Two Lives, Deeply Connected

Analysts frequently presented Schubert’s two lives as entirely separate: the experimental avant garde artist on one side, the technical draftsman funding her life in the other. “My opinion since then has been that those two personalities were deeply, deeply connected,” notes a close friend. “It's impossible to spend 35 years at the Anatomy Institute daily for hours on end and not be influenced by what you see there.”

Anatomical Echoes in Geometric Shapes

What makes a current exhibition particularly revelatory is how it maps these clinical themes through works that, at first glance, seem entirely abstract. During the middle of the 1980s, Schubert produced a series of geometric paintings – trapezoidal forms, as they were later termed. Contemporary critics categorized them under the trendy neo-geo label. But the truth was discovered only years later, when cataloguing Schubert’s estate.

“I inquired, how are these shapes created?” remembers a scholar. “She explained simply: they represent a human face.” The distinctive hues – known among associates as her personal red and blue – matched the precise colors employed to depict cervical arteries in medical texts within a reference book for surgeons utilized in medical faculties across Europe. “It became clear those hues emerged concurrently,” the account notes. The angular paintings were actually abstracted human forms – executed alongside her daily technical illustration work.
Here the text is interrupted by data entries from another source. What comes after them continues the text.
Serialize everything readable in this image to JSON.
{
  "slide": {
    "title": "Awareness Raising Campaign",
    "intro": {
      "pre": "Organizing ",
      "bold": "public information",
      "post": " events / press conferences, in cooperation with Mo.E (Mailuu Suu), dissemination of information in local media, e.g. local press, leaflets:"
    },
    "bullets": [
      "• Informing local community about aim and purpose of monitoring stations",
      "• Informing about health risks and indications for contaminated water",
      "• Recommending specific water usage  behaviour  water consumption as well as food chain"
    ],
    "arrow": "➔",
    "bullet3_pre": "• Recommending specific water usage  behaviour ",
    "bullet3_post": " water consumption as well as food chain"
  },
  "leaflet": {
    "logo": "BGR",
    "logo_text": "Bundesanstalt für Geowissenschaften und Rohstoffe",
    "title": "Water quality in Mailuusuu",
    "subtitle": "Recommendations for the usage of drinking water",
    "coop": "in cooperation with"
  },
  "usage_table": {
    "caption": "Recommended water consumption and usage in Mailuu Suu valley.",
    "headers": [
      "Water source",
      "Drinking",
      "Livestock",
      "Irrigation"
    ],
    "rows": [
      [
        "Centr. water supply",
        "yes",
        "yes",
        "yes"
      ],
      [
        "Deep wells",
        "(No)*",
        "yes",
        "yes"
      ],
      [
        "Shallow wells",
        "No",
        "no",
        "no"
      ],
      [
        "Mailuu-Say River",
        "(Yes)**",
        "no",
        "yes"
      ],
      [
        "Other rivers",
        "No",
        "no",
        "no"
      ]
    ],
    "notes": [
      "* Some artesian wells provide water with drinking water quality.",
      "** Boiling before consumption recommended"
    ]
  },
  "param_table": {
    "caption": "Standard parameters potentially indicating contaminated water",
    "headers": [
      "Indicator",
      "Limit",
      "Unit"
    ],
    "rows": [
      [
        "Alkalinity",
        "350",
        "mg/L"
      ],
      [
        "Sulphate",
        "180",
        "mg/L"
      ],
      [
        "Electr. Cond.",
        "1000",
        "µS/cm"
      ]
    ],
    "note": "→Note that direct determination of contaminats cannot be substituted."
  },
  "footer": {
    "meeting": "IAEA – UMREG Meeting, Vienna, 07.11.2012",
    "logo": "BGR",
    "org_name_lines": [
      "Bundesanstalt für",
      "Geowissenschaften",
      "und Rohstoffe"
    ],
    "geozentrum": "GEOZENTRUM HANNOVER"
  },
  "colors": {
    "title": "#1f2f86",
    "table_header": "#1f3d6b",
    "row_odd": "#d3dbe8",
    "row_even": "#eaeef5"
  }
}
A Turn Towards the Organic

Towards the end of the seventies and start of the eighties, the artist's work shifted direction again. She began creating installations from branches bound with leather. She arranged collections of bone, petals, spices and ash on floors. Inquired regarding the change to ephemeral components, Schubert explained that art “was completely desiccated in the concept”. She was driven to cross lines – to engage with truly ephemeral substances as a response to art that had metaphorically withered.

An artwork dating to 1979, One Hundred Roses, involved her removing petals from a hundred blooms. She wove the stems into circles on the ground placing the foliage and petals within. When observed in a curatorial context, it still held its power – the leaves and petals now completely dried out though wonderfully undamaged. “You can still smell the roses,” one observer marvels. “The hue has endured.”

An Elusive Creative Force

“My aim is to remain enigmatic, to conceal my process,” she revealed in terminal-year interviews. Obscurity was her technique. She would sometimes exhibit fake works while hiding originals under her bed. She destroyed certain drawings, only retaining signed reproductions. Even with showings at prestigious exhibitions and being celebrated as a pioneering figure, she granted virtually no press access and her art was predominantly unrecognized abroad. A current museum exhibition is her first major solo show outside her homeland.

Responding to the Horrors of Conflict

Then came the 1990s, and the Yugoslav Wars. War came to her city. She reacted with a collection of assembled pieces. She adhered press images and headlines onto panels. She photocopied and enlarged them. Then she painted over everything in acrylic – rectangular forms reminiscent of scanning lines. {Geometric forms obscured the images beneath|Angular shapes hid the pictures below|

Juan Wilson
Juan Wilson

Lena is a passionate gamer and tech journalist with over a decade of experience covering the gaming industry and reviewing new releases.